Top 2024 macro-credit risks include tight liquidity and funding conditions, uncertainty about China’s macroeconomic outlook and property sector, and geopolitical event risk, said Fitch Ratings recently.
Despite recent data signalling continued disinflation in major developed economies, the continued resilience of the US consumer could yet lead to an ‘even-higher-for-even-longer’ interest rate scenario should demand data be stronger than expected and exceed central bank forecasts, the credit rating agency noted.
A further ratcheting higher of US interest rates would intensify financial condition tightening, raising asset-quality pressures and increasing the risks of a stress event in the financial system, the firm said.
This would notably contribute to the divergence in ratings trajectories between higher-rated issuers and more leveraged issuers at the lower end of the spectrum, the firm added.

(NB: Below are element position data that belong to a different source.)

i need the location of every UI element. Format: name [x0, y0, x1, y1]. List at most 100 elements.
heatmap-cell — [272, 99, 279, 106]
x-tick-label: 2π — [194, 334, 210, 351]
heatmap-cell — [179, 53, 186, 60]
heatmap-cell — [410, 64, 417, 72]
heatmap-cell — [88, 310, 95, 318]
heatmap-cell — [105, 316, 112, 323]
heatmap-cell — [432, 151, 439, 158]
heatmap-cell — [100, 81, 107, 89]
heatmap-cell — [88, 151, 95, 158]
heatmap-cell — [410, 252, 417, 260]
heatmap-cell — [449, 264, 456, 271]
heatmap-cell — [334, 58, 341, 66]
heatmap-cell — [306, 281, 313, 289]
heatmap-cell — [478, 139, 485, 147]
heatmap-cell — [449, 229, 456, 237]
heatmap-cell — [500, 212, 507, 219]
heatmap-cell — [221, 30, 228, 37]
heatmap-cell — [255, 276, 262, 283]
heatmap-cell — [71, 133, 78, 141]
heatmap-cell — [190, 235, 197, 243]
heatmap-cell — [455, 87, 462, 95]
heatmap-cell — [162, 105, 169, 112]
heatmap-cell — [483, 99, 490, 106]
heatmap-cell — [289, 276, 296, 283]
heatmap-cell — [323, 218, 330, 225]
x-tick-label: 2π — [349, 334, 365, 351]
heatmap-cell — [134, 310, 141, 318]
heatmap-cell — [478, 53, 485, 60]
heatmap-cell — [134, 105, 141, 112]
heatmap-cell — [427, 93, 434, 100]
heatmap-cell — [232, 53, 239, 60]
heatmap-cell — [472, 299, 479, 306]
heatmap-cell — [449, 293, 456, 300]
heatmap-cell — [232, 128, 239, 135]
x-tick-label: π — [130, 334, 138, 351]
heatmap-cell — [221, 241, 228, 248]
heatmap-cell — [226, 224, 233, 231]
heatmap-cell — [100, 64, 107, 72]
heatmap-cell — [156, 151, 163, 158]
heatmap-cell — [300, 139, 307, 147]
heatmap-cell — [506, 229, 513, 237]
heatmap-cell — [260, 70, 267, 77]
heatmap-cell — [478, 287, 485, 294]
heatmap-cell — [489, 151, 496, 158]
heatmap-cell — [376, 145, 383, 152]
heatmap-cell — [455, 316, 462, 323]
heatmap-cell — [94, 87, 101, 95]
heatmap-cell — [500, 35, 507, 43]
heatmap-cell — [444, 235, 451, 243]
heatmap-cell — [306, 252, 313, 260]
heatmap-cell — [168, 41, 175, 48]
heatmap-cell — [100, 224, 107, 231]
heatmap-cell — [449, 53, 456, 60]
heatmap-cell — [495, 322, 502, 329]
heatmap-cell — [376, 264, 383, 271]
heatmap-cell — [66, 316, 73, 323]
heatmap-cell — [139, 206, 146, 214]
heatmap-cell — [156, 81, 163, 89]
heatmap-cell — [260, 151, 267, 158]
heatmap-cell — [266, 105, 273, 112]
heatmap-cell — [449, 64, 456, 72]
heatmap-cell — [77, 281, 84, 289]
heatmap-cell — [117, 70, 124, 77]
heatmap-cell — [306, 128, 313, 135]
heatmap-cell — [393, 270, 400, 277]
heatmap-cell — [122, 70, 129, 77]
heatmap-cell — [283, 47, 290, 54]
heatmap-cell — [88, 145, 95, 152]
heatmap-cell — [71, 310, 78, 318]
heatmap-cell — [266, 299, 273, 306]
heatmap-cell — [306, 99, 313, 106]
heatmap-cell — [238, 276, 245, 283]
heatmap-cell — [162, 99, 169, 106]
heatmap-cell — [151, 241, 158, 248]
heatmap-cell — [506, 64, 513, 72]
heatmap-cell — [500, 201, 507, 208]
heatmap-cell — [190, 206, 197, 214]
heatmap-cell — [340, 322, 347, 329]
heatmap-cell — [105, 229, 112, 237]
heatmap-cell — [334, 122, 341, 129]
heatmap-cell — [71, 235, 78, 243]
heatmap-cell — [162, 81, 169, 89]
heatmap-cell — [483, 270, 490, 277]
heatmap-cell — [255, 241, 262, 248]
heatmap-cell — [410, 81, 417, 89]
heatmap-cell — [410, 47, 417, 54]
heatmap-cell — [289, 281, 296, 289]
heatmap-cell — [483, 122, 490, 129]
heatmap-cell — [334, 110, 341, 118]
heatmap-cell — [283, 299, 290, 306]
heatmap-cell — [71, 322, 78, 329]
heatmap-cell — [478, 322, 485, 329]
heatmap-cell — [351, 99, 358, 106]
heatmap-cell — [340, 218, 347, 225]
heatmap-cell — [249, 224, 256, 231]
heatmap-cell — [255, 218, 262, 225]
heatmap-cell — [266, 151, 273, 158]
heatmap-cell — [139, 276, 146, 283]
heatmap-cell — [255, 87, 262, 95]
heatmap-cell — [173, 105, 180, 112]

Property crisis in China not only remains a key risk for the country's economy but also becomes part of the top 2024 macro-credit risks.
The property crisis feeds through to consumer demand and investment while pressuring local government financing vehicles and increasing asset risks within trust products, Fitch pointed out.
Policy support has increased since the summer, though there remains a high degree of uncertainty as to whether it will be sufficient to begin a recovery in the property sector, the firm added.
Fitch said its global key risks have been updated to include rates, asset valuations and financial stability; geopolitics, governance and policy risks; China property & macro; and real estate.